Soon never came, and to my knowledge, no explanation has ever been given as to why Weaver, the number two man in the entire NRA operation, had been summarily fired. What we do know is that Weaver appears to have continued receiving his full, $720,000 annual compensation for at least two years after leaving NRA. He now serves as Executive Director of the Rocky Mountain Elk Foundation.
Weaver was initially replaced by then-Deputy Director of General Operations, Joe DeBergalis, who was also recruited from the Board of Directors. He appears to have been paid $368,000 as Deputy Director, then $461,000 as Acting Director of General Operations, until he was replaced by LaPierre’s Chief of Staff, Josh Powell, who was already pulling down over $711,000. That jumped to about $920,000 after Powell took over General Operations.
Powell appears to be one of those guys with a reverse-Midas touch, as in everything he touches turns into something exactly the opposite of gold. He started in the outdoors industry in the catalog business, selling high-end “safari” and “expedition” clothing. He appears to have tried that in a couple of different iterations, all of which failed, leaving a trail of lawsuits and bankruptcies in his wake. At NRA, Powell took charge of the new NRA Carry Guard program, immediately stepping in excrement when he barred the US Concealed Carry Association and other groups that offered concealed carry insurance, from exhibiting at the NRA Annual Meetings and Exhibits. That created quite a brouhaha and was widely seen as petty and vindictive.

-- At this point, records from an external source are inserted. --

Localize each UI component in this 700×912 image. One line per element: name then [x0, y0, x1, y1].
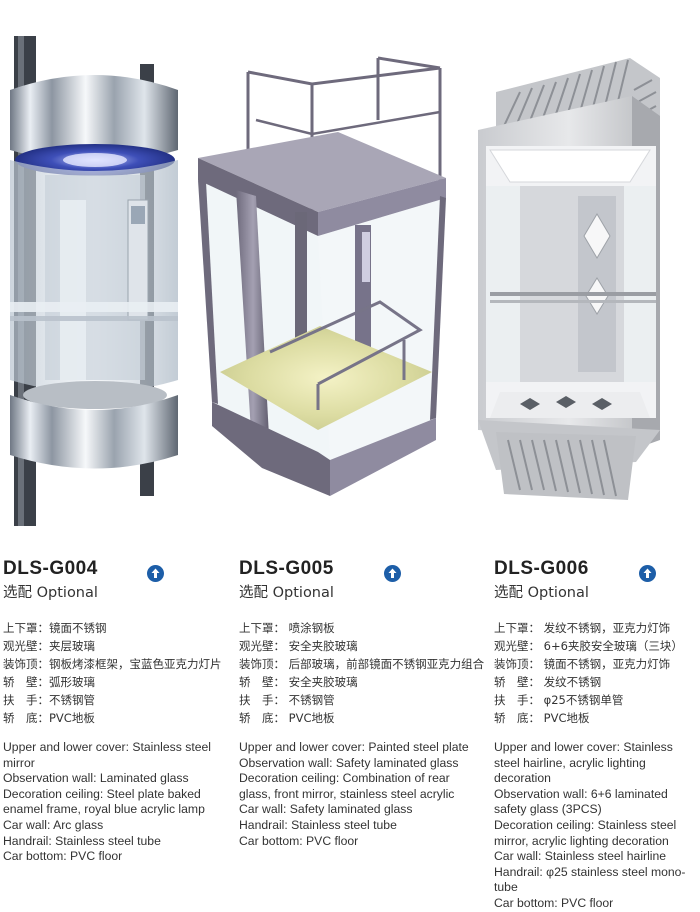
spec-en-observation-wall: Observation wall: 6+6 laminated safety g…	[494, 786, 668, 817]
spec-en-car-bottom: Car bottom: PVC floor	[494, 895, 614, 910]
spec-cn-ceiling: 装饰顶： 后部玻璃，前部镜面不锈钢亚克力组合	[239, 657, 485, 671]
elevator-g005-illustration	[198, 56, 446, 496]
spec-cn-cover: 上下罩： 发纹不锈钢，亚克力灯饰	[494, 621, 671, 635]
specs-chinese: 上下罩：镜面不锈钢 观光壁：夹层玻璃 装饰顶：钢板烤漆框架，宝蓝色亚克力灯片 轿…	[3, 619, 231, 727]
spec-cn-car-bottom: 轿 底：PVC地板	[3, 711, 95, 725]
spec-en-cover: Upper and lower cover: Stainless steel h…	[494, 740, 673, 786]
spec-cn-handrail: 扶 手： φ25不锈钢单管	[494, 693, 624, 707]
spec-cn-handrail: 扶 手：不锈钢管	[3, 693, 95, 707]
spec-en-cover: Upper and lower cover: Painted steel pla…	[239, 740, 469, 754]
model-name: DLS-G004	[3, 558, 98, 579]
spec-cn-observation-wall: 观光壁： 6+6夹胶安全玻璃（三块）	[494, 639, 683, 653]
spec-cn-ceiling: 装饰顶： 镜面不锈钢，亚克力灯饰	[494, 657, 671, 671]
spec-en-handrail: Handrail: φ25 stainless steel mono-tube	[494, 864, 686, 895]
specs-english: Upper and lower cover: Painted steel pla…	[239, 740, 474, 849]
optional-label: 选配 Optional	[494, 585, 589, 601]
spec-en-observation-wall: Observation wall: Laminated glass	[3, 771, 189, 786]
elevator-g006-illustration	[478, 58, 660, 500]
spec-cn-cover: 上下罩：镜面不锈钢	[3, 621, 107, 635]
product-column-g006: DLS-G006 选配 Optional 上下罩： 发纹不锈钢，亚克力灯饰 观光…	[494, 556, 699, 912]
spec-en-ceiling: Decoration ceiling: Combination of rear …	[239, 771, 455, 801]
elevator-g004-illustration	[10, 36, 178, 526]
spec-cn-observation-wall: 观光壁： 安全夹胶玻璃	[239, 639, 358, 653]
spec-en-observation-wall: Observation wall: Safety laminated glass	[239, 755, 459, 770]
spec-en-ceiling: Decoration ceiling: Steel plate baked en…	[3, 786, 205, 817]
up-arrow-icon	[147, 565, 164, 582]
spec-cn-car-wall: 轿 壁： 发纹不锈钢	[494, 675, 602, 689]
spec-cn-cover: 上下罩： 喷涂钢板	[239, 621, 335, 635]
model-name: DLS-G006	[494, 558, 589, 579]
specs-chinese: 上下罩： 发纹不锈钢，亚克力灯饰 观光壁： 6+6夹胶安全玻璃（三块） 装饰顶：…	[494, 619, 699, 727]
product-column-g004: DLS-G004 选配 Optional 上下罩：镜面不锈钢 观光壁：夹层玻璃 …	[3, 556, 231, 865]
spec-cn-car-wall: 轿 壁： 安全夹胶玻璃	[239, 675, 358, 689]
optional-label: 选配 Optional	[239, 585, 334, 601]
spec-cn-ceiling: 装饰顶：钢板烤漆框架，宝蓝色亚克力灯片	[3, 657, 222, 671]
product-column-g005: DLS-G005 选配 Optional 上下罩： 喷涂钢板 观光壁： 安全夹胶…	[239, 556, 485, 849]
spec-en-car-wall: Car wall: Safety laminated glass	[239, 802, 413, 817]
spec-en-car-bottom: Car bottom: PVC floor	[239, 833, 359, 848]
spec-en-handrail: Handrail: Stainless steel tube	[239, 817, 397, 832]
specs-chinese: 上下罩： 喷涂钢板 观光壁： 安全夹胶玻璃 装饰顶： 后部玻璃，前部镜面不锈钢亚…	[239, 619, 485, 727]
spec-en-cover: Upper and lower cover: Stainless steel m…	[3, 740, 211, 770]
spec-cn-car-bottom: 轿 底： PVC地板	[239, 711, 335, 725]
up-arrow-icon	[639, 565, 656, 582]
specs-english: Upper and lower cover: Stainless steel m…	[3, 740, 231, 865]
spec-en-car-wall: Car wall: Arc glass	[3, 817, 104, 832]
elevator-illustrations	[10, 36, 660, 526]
spec-cn-handrail: 扶 手： 不锈钢管	[239, 693, 335, 707]
spec-en-car-wall: Car wall: Stainless steel hairline	[494, 849, 667, 864]
up-arrow-icon	[384, 565, 401, 582]
spec-cn-observation-wall: 观光壁：夹层玻璃	[3, 639, 95, 653]
optional-label: 选配 Optional	[3, 585, 98, 601]
model-name: DLS-G005	[239, 558, 334, 579]
spec-en-handrail: Handrail: Stainless steel tube	[3, 833, 161, 848]
spec-en-car-bottom: Car bottom: PVC floor	[3, 849, 123, 864]
specs-english: Upper and lower cover: Stainless steel h…	[494, 740, 699, 912]
spec-en-ceiling: Decoration ceiling: Stainless steel mirr…	[494, 817, 677, 848]
spec-cn-car-wall: 轿 壁：弧形玻璃	[3, 675, 95, 689]
spec-cn-car-bottom: 轿 底： PVC地板	[494, 711, 590, 725]
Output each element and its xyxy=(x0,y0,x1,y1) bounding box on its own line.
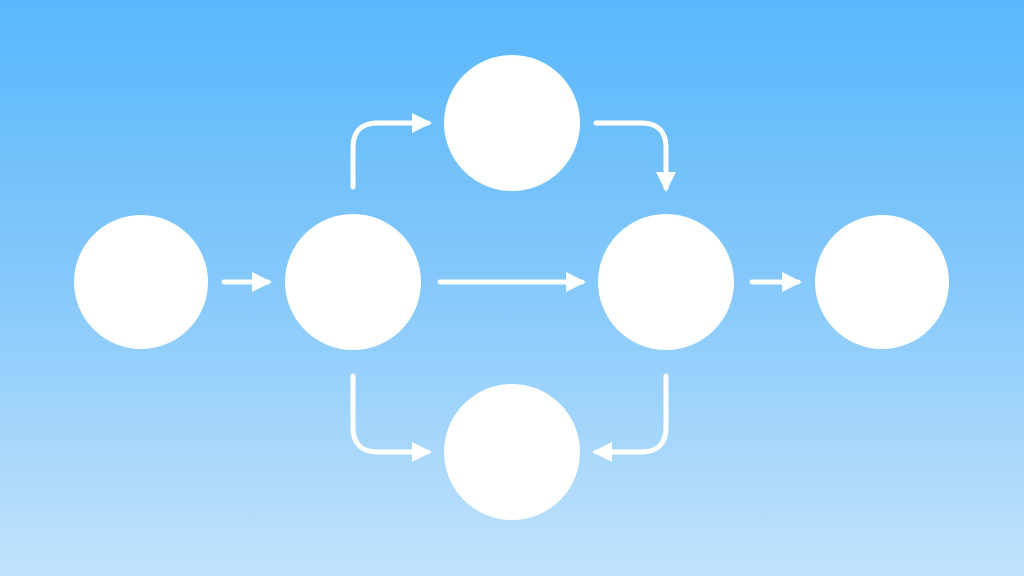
node-end xyxy=(815,215,949,349)
edge-split-lower xyxy=(350,373,432,462)
edge-merge-lower xyxy=(592,373,669,462)
node-start xyxy=(74,215,208,349)
node-merge xyxy=(598,214,734,350)
node-split xyxy=(285,214,421,350)
node-upper xyxy=(444,55,580,191)
edge-upper-merge xyxy=(593,120,676,192)
node-lower xyxy=(444,384,580,520)
edge-split-upper xyxy=(350,113,432,190)
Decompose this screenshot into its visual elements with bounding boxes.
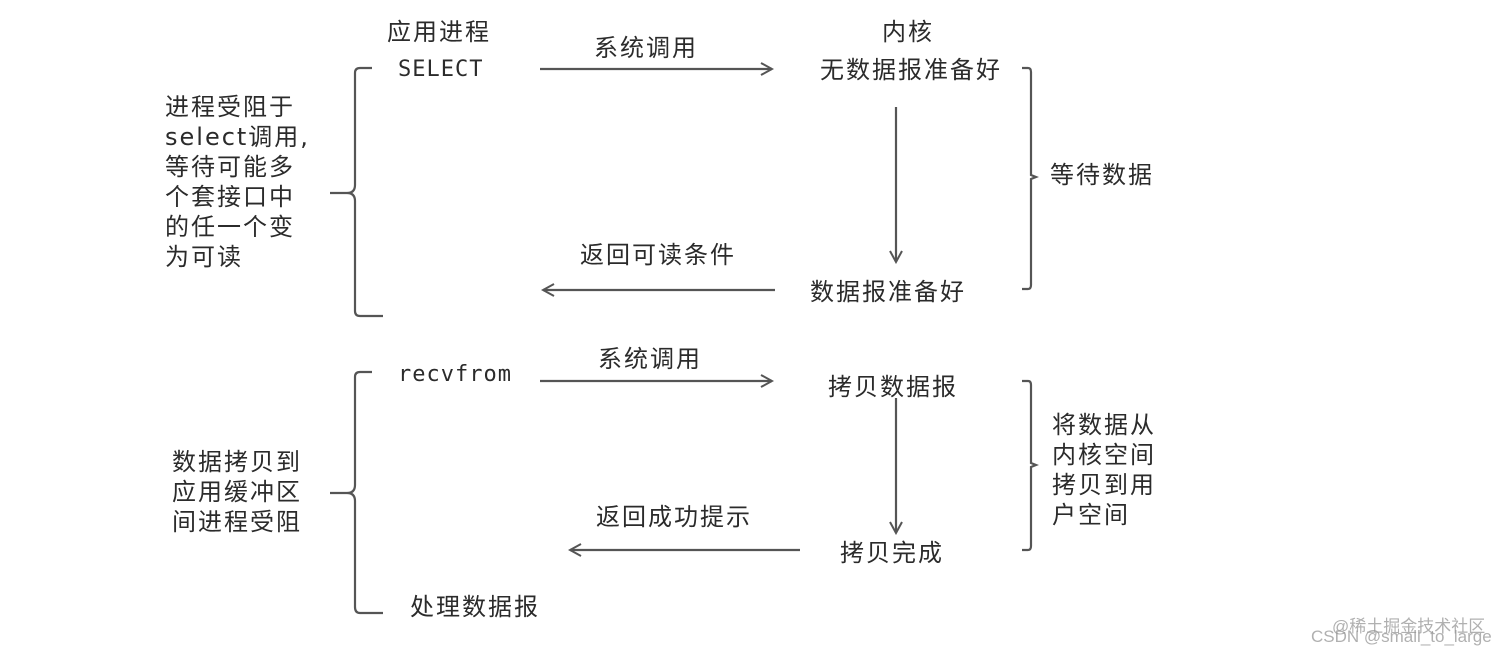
copy-datagram-label: 拷贝数据报	[828, 373, 958, 401]
wait-data-label: 等待数据	[1050, 161, 1154, 189]
app-process-label: 应用进程	[387, 18, 491, 46]
select-label: SELECT	[398, 57, 484, 82]
left-brace-bottom	[330, 370, 383, 615]
data-ready-label: 数据报准备好	[810, 278, 966, 306]
watermark-csdn: CSDN @small_to_large	[1311, 627, 1492, 646]
process-datagram-label: 处理数据报	[410, 593, 540, 621]
left-brace-top	[330, 66, 383, 318]
syscall-label-bottom: 系统调用	[598, 345, 702, 373]
copy-done-label: 拷贝完成	[840, 539, 944, 567]
copy-blocked-note: 数据拷贝到 应用缓冲区 间进程受阻	[172, 448, 302, 536]
return-readable-label: 返回可读条件	[580, 241, 736, 269]
syscall-label-top: 系统调用	[594, 34, 698, 62]
process-blocked-select-note: 进程受阻于 select调用, 等待可能多 个套接口中 的任一个变 为可读	[165, 93, 310, 271]
watermark-juejin: @稀土掘金技术社区	[1332, 617, 1486, 636]
right-bracket-top	[1022, 66, 1039, 291]
kernel-label: 内核	[882, 18, 934, 46]
return-success-label: 返回成功提示	[596, 503, 752, 531]
copy-kernel-to-user-note: 将数据从 内核空间 拷贝到用 户空间	[1052, 411, 1156, 529]
no-data-ready-label: 无数据报准备好	[820, 56, 1002, 84]
recvfrom-label: recvfrom	[398, 362, 512, 387]
right-bracket-bottom	[1022, 379, 1039, 552]
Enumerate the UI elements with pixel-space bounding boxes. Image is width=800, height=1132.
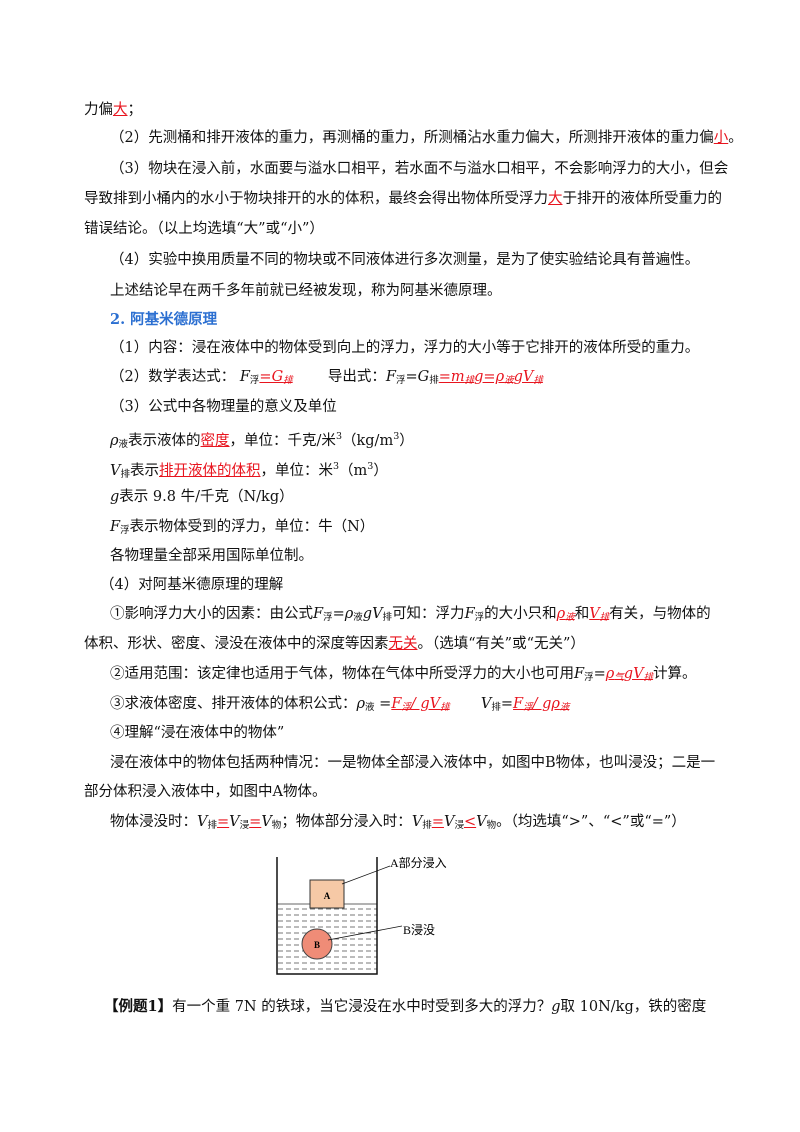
example-line: 【例题1】有一个重 7N 的铁球，当它浸没在水中时受到多大的浮力？g取 10N/… xyxy=(104,998,707,1015)
text-line-14: F浮表示物体受到的浮力，单位：牛（N） xyxy=(110,519,375,536)
text-line-6: （4）实验中换用质量不同的物块或不同液体进行多次测量，是为了使实验结论具有普遍性… xyxy=(110,252,700,268)
text-line-2: （2）先测桶和排开液体的重力，再测桶的重力，所测桶沾水重力偏大，所测排开液体的重… xyxy=(110,130,743,146)
text-line-21: ④理解“浸在液体中的物体” xyxy=(110,725,285,741)
ball-b xyxy=(301,928,333,960)
text-line-22: 浸在液体中的物体包括两种情况：一是物体全部浸入液体中，如图中B物体，也叫浸没；二… xyxy=(110,755,716,771)
answer-da: 大 xyxy=(113,102,128,118)
text-line-20: ③求液体密度、排开液体的体积公式：ρ液 =F浮/ gV排 V排=F浮/ gρ液 xyxy=(110,696,570,713)
buoyancy-figure: A B A部分浸入 B浸没 xyxy=(276,855,447,975)
text-line-19: ②适用范围：该定律也适用于气体，物体在气体中所受浮力的大小也可用F浮=ρ气gV排… xyxy=(110,666,697,683)
text-line-15: 各物理量全部采用国际单位制。 xyxy=(110,548,313,564)
text-line-23: 部分体积浸入液体中，如图中A物体。 xyxy=(84,784,327,800)
text-line-3: （3）物块在浸入前，水面要与溢水口相平，若水面不与溢水口相平，不会影响浮力的大小… xyxy=(110,161,729,177)
section-heading: 2. 阿基米德原理 xyxy=(110,311,218,328)
text-line-7: 上述结论早在两千多年前就已经被发现，称为阿基米德原理。 xyxy=(110,283,502,299)
text-line-5: 错误结论。（以上均选填“大”或“小”） xyxy=(84,221,324,237)
example-tag: 【例题1】 xyxy=(104,998,173,1015)
text-line-16: （4）对阿基米德原理的理解 xyxy=(100,577,284,593)
block-a xyxy=(309,879,345,909)
beaker xyxy=(276,857,378,975)
text-line-1: 力偏大； xyxy=(84,102,142,118)
text-line-24: 物体浸没时：V排=V浸=V物；物体部分浸入时：V排=V浸<V物。（均选填“>”、… xyxy=(110,814,686,831)
text-line-17: ①影响浮力大小的因素：由公式F浮=ρ液gV排可知：浮力F浮的大小只和ρ液和V排有… xyxy=(110,606,711,623)
text-line-4: 导致排到小桶内的水小于物块排开的水的体积，最终会得出物体所受浮力大于排开的液体所… xyxy=(84,191,722,207)
text-line-12: V排表示排开液体的体积，单位：米3（m3） xyxy=(110,461,388,480)
pointer-a xyxy=(341,865,391,885)
pointer-b xyxy=(327,925,403,941)
label-a: A部分浸入 xyxy=(390,855,447,870)
label-b: B浸没 xyxy=(403,922,435,937)
ball-b-label: B xyxy=(314,940,320,950)
block-a-label: A xyxy=(324,891,331,901)
formula-line: （2）数学表达式： F浮=G排 导出式：F浮=G排=m排g=ρ液gV排 xyxy=(110,369,543,386)
text-line-11: ρ液表示液体的密度，单位：千克/米3（kg/m3） xyxy=(110,431,414,450)
answer-da-2: 大 xyxy=(548,191,563,207)
text-line-13: g表示 9.8 牛/千克（N/kg） xyxy=(110,489,294,505)
text-line-18: 体积、形状、密度、浸没在液体中的深度等因素无关。（选填“有关”或“无关”） xyxy=(84,636,585,652)
answer-xiao: 小 xyxy=(713,130,729,146)
text-line-10: （3）公式中各物理量的意义及单位 xyxy=(110,399,337,415)
text-line-8: （1）内容：浸在液体中的物体受到向上的浮力，浮力的大小等于它排开的液体所受的重力… xyxy=(110,340,700,356)
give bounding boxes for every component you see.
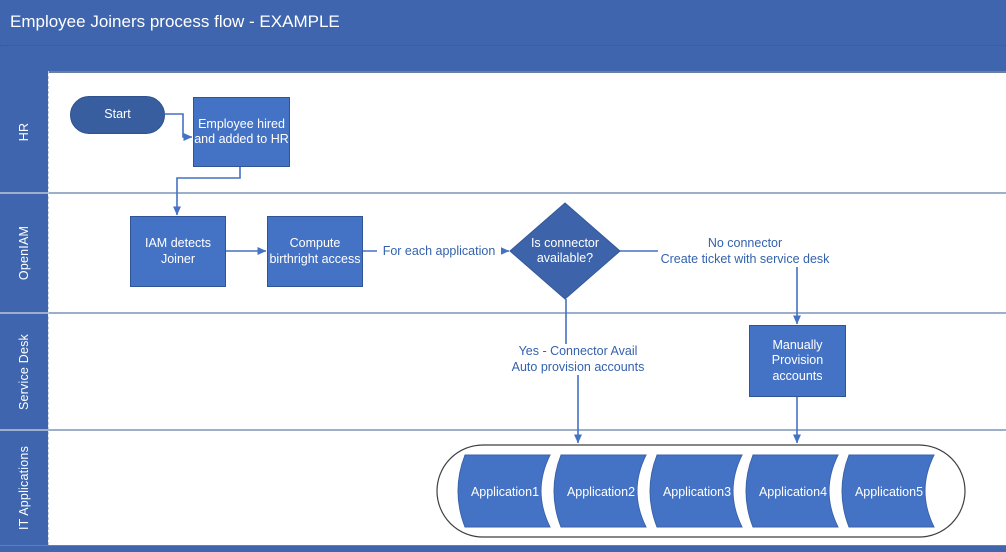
iam-detects-label: IAM detects <box>145 236 211 250</box>
manually-provision-label: Provision <box>771 353 824 368</box>
start-node-label: Start <box>104 107 131 122</box>
application5-node <box>841 454 935 528</box>
application1-node <box>457 454 551 528</box>
edge-label-text: Auto provision accounts <box>511 359 645 374</box>
edge-label-yes-connector: Yes - Connector Avail Auto provision acc… <box>506 344 650 375</box>
lane-divider <box>0 429 1006 431</box>
application5-label: Application5 <box>855 485 923 499</box>
lane-label-openiam: OpenIAM <box>0 193 48 313</box>
diagram-title-bar: Employee Joiners process flow - EXAMPLE <box>0 0 1006 45</box>
diagram-header-band <box>0 45 1006 73</box>
application3-node <box>649 454 743 528</box>
diagram-title: Employee Joiners process flow - EXAMPLE <box>10 12 340 31</box>
application2-label: Application2 <box>567 485 635 499</box>
iam-detects-node: IAM detects Joiner <box>130 216 226 287</box>
lane-label-hr: HR <box>0 71 48 193</box>
decision-diamond-shape <box>509 202 621 300</box>
employee-hired-label: Employee hired <box>198 116 285 131</box>
lane-divider <box>0 312 1006 314</box>
edge-label-no-connector: No connector Create ticket with service … <box>658 236 832 267</box>
lane-label-it-applications: IT Applications <box>0 430 48 545</box>
lane-label-service-desk: Service Desk <box>0 313 48 430</box>
lane-divider <box>0 192 1006 194</box>
edge-label-text: No connector <box>707 236 783 250</box>
connector-hired-to-iam <box>173 167 241 216</box>
employee-hired-label: and added to HR <box>194 132 289 146</box>
edge-label-for-each-application: For each application <box>377 244 501 260</box>
edge-label-text: Yes - Connector Avail <box>518 344 638 358</box>
application-nodes: Application1 Application2 Application3 A… <box>457 454 935 528</box>
application3-label: Application3 <box>663 485 731 499</box>
manually-provision-label: accounts <box>772 368 823 383</box>
decision-label: available? <box>536 251 594 265</box>
iam-detects-label: Joiner <box>160 251 196 266</box>
start-node: Start <box>70 96 165 134</box>
compute-access-label: Compute <box>289 236 341 250</box>
manually-provision-node: Manually Provision accounts <box>749 325 846 397</box>
decision-label: Is connector <box>530 235 600 250</box>
connector-start-to-hired <box>165 113 193 141</box>
application4-node <box>745 454 839 528</box>
application1-label: Application1 <box>471 485 539 499</box>
decision-node-text: Is connector available? <box>512 235 618 267</box>
edge-label-text: For each application <box>382 244 496 258</box>
application4-label: Application4 <box>759 485 827 499</box>
employee-hired-node: Employee hired and added to HR <box>193 97 290 167</box>
compute-access-label: birthright access <box>269 251 361 266</box>
lane-column-border <box>48 71 49 545</box>
edge-label-text: Create ticket with service desk <box>660 251 830 266</box>
manually-provision-label: Manually <box>772 337 823 352</box>
diagram-bottom-band <box>0 545 1006 552</box>
compute-access-node: Compute birthright access <box>267 216 363 287</box>
application2-node <box>553 454 647 528</box>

Things went downhill from there, with New York, then Washington State and then several other states, throwing penalty flags on Carry Guard and the sales and marketing practices being employed by NRA and its contractors. This led to a variety of fines, penalties, and lawsuits, costing NRA tens of millions of dollars. New York led the charge, but overplayed their hand, threatening any business that did business with the NRA. Their heavy-handed tactics were so egregious that even the ACLU came to NRA’s defense. This led to NRA suing New York and its governor, Andrew Cuomo. That suit is ongoing and has been ridiculously expensive for the Association.
Powell was never well-liked by NRA staffers or the Board of Directors. While he was often mentioned as being groomed to take the EVP position if Wayne decided to retire, several Directors told me in no uncertain terms that they would never allow that to happen. The only people Powell actually seemed to get along with were Wayne, his new attorney, Bill Brewer, and former NRA President Pete Brownell.
The revelations in Powell’s book could be interesting, after all, he was very close to LaPierre during a pivotal and contentious time, so there’s really no telling what sort of information he might have been privy to, but it seems unlikely that there would be a large enough market for the book to make it worth walking away from, what was probably better than a million-dollar severance package.
I’m hoping to procure an advance copy of the book, and I’ll let you know what I find.